Based on their observation that titin T2 fragments decreased in vitro motility of actin and thin filaments in the presence of heavy meromyosin (HMM), Kellermayer and Granzier11 hypothesized that, in addition to generation of passive tension, titin might play a regulatory role in muscle contraction. Recent reports using specific cleavage of titin in a transgenic mouse, with tobacco etch virus protease inserted into the distal Ig region, suggest that titin bears considerable force during isometric contraction49. Titin cleavage was observed to reduce isometric contractile force by 50% in homozygous muscle. Such large titin forces cannot occur without an increase in titin stiffness compared to passive muscle, in which straightening of proximal Ig domains exhibits very low effective stiffness. Recent experiments in which single myofibrils were stretched beyond overlap of the thick and thin filaments (where cross-bridges per se no longer contribute to force production), showed that titin stiffness increased by a factor of ~4 compared to passive myofibrils at the same length12,13. Further studies demonstrated that this increase in titin stiffness fails to occur in psoas muscles from mdm mice23, with a 779 bp deletion corresponding to 83 amino acids in the distal Ig83 and proximal PEVK regions22,50. Taken together, these results are consistent with a model in which binding of N2A titin to actin/thin filaments in active muscle increases titin stiffness by preventing elongation of proximal Ig domains at low force, as occurs during passive stretch8, and that this mechanism for Ca2+-dependent increase in titin stiffness is likely impaired by the mdm mutation.

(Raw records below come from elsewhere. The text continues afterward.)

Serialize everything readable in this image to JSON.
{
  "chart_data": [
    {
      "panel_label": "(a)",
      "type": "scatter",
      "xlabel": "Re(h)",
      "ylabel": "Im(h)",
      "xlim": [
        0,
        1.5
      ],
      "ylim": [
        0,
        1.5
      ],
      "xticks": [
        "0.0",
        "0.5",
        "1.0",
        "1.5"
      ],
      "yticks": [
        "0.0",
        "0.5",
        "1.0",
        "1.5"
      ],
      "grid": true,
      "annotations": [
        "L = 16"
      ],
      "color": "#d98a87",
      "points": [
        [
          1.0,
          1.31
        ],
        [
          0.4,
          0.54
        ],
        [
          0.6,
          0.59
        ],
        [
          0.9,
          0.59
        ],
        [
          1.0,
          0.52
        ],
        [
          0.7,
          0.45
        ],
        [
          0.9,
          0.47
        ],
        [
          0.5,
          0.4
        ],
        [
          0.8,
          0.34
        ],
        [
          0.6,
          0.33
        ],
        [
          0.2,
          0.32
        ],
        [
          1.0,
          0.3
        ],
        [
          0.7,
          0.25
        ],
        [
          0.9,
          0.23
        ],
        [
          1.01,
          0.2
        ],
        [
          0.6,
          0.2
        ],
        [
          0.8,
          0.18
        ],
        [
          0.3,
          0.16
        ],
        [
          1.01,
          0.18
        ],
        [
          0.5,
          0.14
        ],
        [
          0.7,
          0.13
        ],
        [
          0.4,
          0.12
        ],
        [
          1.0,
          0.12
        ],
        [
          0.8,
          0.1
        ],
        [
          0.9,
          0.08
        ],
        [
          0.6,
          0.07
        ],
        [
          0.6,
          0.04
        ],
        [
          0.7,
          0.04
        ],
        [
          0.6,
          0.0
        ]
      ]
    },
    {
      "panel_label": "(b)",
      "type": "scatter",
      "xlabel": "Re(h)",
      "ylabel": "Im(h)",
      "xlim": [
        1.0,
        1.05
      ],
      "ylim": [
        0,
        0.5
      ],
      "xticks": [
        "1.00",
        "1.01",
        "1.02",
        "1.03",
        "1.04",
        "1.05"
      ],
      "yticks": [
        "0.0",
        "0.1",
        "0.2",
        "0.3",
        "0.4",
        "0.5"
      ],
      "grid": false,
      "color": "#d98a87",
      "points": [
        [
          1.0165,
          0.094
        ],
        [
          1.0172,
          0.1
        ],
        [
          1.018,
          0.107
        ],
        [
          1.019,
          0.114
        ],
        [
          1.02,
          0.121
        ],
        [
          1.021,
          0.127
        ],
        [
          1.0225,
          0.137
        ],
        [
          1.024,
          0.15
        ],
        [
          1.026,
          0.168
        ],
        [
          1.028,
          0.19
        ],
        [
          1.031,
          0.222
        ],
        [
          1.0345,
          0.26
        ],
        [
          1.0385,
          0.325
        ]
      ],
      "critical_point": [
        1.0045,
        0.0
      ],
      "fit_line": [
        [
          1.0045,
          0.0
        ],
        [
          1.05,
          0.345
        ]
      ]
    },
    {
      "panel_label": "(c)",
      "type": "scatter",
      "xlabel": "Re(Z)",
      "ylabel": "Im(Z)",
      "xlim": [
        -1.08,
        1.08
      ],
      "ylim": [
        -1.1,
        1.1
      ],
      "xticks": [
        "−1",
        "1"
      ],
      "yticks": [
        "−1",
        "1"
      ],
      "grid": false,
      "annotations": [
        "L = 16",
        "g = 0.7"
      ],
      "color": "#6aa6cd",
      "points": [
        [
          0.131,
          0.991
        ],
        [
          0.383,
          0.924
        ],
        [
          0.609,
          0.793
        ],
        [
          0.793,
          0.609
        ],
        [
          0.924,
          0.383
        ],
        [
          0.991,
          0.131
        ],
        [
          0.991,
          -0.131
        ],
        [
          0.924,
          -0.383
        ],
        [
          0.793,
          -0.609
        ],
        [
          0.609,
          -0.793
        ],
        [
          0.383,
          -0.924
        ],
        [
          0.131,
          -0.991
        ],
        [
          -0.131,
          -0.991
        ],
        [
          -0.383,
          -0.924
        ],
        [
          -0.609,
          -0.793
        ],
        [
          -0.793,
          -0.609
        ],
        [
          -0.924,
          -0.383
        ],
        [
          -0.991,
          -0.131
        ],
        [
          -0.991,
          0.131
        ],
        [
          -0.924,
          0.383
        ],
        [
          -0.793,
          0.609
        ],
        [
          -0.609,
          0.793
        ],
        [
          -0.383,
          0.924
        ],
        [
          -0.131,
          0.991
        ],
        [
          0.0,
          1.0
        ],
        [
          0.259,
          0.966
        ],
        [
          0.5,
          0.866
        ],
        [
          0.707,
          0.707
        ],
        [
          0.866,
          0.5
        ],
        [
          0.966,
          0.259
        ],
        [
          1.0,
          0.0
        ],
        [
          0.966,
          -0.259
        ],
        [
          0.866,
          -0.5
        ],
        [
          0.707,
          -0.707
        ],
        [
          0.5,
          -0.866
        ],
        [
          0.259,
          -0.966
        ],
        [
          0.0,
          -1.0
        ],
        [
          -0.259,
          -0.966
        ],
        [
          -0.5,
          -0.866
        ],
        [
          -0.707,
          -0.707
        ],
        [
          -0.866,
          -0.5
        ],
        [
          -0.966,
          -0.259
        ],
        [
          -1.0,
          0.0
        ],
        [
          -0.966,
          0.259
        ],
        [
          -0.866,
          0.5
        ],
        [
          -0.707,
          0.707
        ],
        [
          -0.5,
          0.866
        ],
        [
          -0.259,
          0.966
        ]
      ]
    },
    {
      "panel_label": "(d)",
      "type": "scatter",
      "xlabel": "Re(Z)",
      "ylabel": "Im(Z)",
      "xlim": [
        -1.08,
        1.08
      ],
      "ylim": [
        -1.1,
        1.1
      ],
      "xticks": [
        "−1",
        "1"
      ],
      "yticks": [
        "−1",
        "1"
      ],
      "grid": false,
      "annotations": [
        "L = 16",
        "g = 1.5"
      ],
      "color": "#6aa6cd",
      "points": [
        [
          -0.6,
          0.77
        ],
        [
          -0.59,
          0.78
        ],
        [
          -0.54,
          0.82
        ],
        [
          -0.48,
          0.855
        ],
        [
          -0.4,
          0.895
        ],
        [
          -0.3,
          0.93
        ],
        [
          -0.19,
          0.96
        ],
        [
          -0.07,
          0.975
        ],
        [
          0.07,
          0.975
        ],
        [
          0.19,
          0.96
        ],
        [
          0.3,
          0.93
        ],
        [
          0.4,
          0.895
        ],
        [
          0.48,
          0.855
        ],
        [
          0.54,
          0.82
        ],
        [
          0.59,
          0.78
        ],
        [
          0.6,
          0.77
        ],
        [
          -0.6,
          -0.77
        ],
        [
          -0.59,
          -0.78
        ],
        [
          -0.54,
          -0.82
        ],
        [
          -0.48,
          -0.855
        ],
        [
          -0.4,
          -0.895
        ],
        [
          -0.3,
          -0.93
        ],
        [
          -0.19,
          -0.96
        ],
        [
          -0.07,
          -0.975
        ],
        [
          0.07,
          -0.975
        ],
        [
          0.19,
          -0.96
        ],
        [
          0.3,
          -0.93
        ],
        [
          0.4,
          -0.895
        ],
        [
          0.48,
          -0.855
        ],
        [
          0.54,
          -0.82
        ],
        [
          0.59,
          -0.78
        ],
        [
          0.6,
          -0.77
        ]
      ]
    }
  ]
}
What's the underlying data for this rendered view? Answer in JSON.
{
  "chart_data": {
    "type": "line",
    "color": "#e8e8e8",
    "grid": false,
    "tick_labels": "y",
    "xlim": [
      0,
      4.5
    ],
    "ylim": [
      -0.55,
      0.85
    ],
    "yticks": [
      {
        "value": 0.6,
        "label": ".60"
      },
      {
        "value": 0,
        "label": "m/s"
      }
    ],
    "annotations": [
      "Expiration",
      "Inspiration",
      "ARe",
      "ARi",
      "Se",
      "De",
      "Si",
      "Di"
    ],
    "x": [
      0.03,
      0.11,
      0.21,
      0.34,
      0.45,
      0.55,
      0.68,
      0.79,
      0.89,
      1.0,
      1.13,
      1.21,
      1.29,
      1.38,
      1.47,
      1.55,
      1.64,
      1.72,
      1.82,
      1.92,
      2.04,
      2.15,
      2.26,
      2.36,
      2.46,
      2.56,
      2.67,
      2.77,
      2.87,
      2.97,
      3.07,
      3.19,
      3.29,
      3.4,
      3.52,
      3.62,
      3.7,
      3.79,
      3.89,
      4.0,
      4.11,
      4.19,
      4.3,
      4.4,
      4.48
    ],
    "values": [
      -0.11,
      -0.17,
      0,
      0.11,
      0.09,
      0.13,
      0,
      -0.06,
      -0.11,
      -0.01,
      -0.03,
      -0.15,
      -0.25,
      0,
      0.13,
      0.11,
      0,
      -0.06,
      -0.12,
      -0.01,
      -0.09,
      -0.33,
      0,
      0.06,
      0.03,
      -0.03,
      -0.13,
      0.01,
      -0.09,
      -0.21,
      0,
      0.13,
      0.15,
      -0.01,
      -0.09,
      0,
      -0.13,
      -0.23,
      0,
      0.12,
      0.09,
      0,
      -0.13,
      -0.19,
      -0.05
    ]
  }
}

Future studies are required to test whether titin-actin interactions as reported here in vitro limit extension of proximal Ig domains during active stretch of skeletal muscle sarcomeres. Granzier51 suggested that labeling of myofibrils with anti-titin antibodies could be used to directly observe extension of titin segments in situ during passive and active stretch. A recent study52 used the F146 antibody, which binds in the distal PEVK segment near the edge of the A-band, to investigate segmental titin elongation. They found evidence for an effect of Ca2+ but no evidence for actin interactions on extension of proximal and distal segments. It is important to point out, however, that the F146 antibody binds far from the N2A region and the proximal segment therefore includes most of the PEVK segment, making it relatively insensitive to changes in elongation of the N2A region. A more definitive test of whether N2A titin binds to actin in skeletal muscle sarcomeres requires use of antibodies that bind closer to the N2A region, either in the N2A region itself or between N2A and the Z-line.